Scientists have developed a bioreactor device that uses human kidney cells cultured in the lab and mimics some of the key functions of a kidney. It's been successfully tested in pigs for a week with no obvious side effects or issues.

The team, led by the University of California, San Francisco (UCSF), is hopeful that their device can be adapted to include a broader range of kidney cell types and be paired with another instrument to filter waste from the blood.

"We are focused on safely replicating the key functions of a kidney," says bioengineer Shuvo Roy from UCSF.

"The bioartificial kidney will make treatment for kidney disease more effective and also much more tolerable and comfortable."

Kidney Project device
The new device is ready to be developed further. (University of California, San Francisco)

To give you an idea of the scale of the problem, over half a million people in the US alone require dialysis treatment several times a week. Only about 25,000 kidney transplants are carried out each year, and they often come with harsh drug treatments to ensure the new kidney isn't rejected by the body.

Crucially, there were no indications that the bioreactors had triggered the pigs' immune systems.

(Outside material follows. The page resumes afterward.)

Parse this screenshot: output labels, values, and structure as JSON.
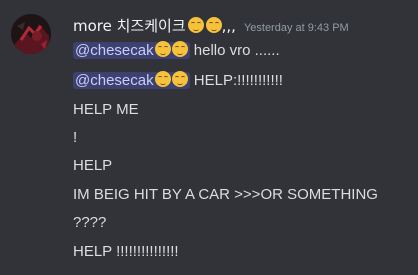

The scientists fitted silicon membranes to help protect the kidney cells from attack and to keep the tiny machine working quietly and effectively in the background, much like a pacemaker for the heart, for example.

The device, which connects directly to blood vessels and veins, is made with cultured human proximal tubule cells; they're responsible for managing water and salt levels in the body and were used as a test case in this study. These cells have previously shown promise in treating kidney failure in human patients.

We're still a fair way from getting a bioreactor device like this working in human patients, of course, but the early signs are promising. Month-long trials in animals will come next, and if they are successful, the go-ahead should be given to start testing the device in actual people with kidney failure.

Scientists are also busy looking at other options, such as the viability of transplanting animal organs into human patients. No matter what the approach, the aim is the same: to save the lives of those with kidney failure.

"We needed to prove that a functional bioreactor will not require immunosuppressant drugs, and we did," says Roy. "We had no complications and can now iterate up, reaching for the whole panel of kidney functions at the human scale."

The research has been published in Nature Communications.